Alongside these incredibly warm feelings of love and gratitude is the feeling of pure, cold fear. Fear for so many things surrounding transplant. Fear for Andy; fear for myself – and above all – a fear that it won’t work. I know, everybody tells me I just have to be positive – and I most definitely am. I have absolutely everything crossed! However, I would be lying if I did not admit that this is the scariest thing I have ever faced by a mile. I am the type of person who gets a fluttering feeling in my stomach, just going to the Doctors. So, the very idea that I can, voluntarily, walk into a hospital and have a transplant – and all that it entails – that is inconceivable to me at the moment. Indeed, there are times when I feel so overwhelmed by the prospect, that I think I won’t be able to go through with it. Then a voice somewhere in my head reminds me that I have no choice and that this is the best possible chance I’ve got. I try so very hard not to think about it – but it is absolutely all I can think about! It is with me twenty-four hours a day, seven days a week.
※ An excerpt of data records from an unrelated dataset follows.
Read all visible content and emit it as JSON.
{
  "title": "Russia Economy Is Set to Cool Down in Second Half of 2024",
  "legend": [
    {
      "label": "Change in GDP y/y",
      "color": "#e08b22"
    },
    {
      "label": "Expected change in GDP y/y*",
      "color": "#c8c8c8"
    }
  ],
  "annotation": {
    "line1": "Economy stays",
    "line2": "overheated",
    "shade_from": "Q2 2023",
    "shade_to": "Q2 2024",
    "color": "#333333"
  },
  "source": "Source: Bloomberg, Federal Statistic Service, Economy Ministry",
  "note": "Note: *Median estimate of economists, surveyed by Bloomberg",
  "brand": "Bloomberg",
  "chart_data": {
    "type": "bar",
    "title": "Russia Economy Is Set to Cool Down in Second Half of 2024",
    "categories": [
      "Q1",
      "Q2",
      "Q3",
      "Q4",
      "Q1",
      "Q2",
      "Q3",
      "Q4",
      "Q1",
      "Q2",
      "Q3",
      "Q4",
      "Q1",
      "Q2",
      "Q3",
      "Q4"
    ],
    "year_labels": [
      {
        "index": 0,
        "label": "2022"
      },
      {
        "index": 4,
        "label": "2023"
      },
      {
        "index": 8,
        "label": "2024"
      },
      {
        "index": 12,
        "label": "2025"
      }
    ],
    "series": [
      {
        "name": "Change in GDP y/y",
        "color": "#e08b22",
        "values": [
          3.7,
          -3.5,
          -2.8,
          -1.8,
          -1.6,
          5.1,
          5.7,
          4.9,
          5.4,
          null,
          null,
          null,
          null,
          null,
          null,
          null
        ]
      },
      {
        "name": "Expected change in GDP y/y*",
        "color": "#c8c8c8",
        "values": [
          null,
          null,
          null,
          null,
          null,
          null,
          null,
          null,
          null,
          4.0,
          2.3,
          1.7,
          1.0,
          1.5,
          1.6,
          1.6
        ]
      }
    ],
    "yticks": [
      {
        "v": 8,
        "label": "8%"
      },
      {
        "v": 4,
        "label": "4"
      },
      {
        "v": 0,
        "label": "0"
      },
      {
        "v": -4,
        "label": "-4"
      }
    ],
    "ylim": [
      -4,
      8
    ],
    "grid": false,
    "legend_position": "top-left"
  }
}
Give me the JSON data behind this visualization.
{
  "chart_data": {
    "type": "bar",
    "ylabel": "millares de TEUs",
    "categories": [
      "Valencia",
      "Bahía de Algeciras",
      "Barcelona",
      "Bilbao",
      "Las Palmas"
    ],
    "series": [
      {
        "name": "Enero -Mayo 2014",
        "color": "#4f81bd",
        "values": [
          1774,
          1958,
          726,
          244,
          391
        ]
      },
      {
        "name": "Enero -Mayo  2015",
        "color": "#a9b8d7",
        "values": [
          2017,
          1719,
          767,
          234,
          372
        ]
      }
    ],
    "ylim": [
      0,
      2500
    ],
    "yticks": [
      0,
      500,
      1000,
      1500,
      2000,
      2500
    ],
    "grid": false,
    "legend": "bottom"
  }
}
I have continued work and kept myself busy, getting ready for the festive season. The tree has gone up; presents have been wrapped and even a few Christmas carols have been sung. However, when eating mince pies, decorating the house, or watching Christmas films – it is not visions of sugar plums dancing in my head! Instead it is visions of operating theatres, needles, drugs and nurses. I am just making a Christmas wish that it will all be worth it in the end – for both me and Andy… that’s all I want for Christmas this year.
Ever since diagnosis, I have had a very strong feeling of guilt surrounding the kidney failure and the transplant. Although, as far as I know, there is nothing I have done, nor could have done, to change the outcome – I can’t help but feel such a strong sense of guilt. I am so desperately sorry to put anybody, especially Andy, through any of this. At times, I consider that I am being so incredibly selfish in even letting Andy give me his kidney. Often I think I would be better to just wait on the ‘deceased donor’ list – and when it is my turn, a kidney will come up. After many discussions with Andy and friends about it – I am persuaded that we are doing the right thing – but I go back and forth a lot. It is definitely not something I am entering into lightly.
Having said that – I must say – I am going into transplant with a vast amount of hope and optimism. It feels like so long I have been ill and lacking in energy, I cannot conceive what it would be like to feel ‘normal’ again. To no longer be restrained by dialysis tubes and hospital visits. To be able to go to the gym, or dare I dream, go travelling again! To have a single day where kidneys were not at the front of my mind. To feel some sense of release and freedom from this nightmarish tableau. I am desperate to write a blog, telling you about life after kidney failure. Life beyond the dialysis machine. I desperately hope that my next entry will begin with the line… ‘the kidney is working; we are well and I have just had the greatest pee of my life!’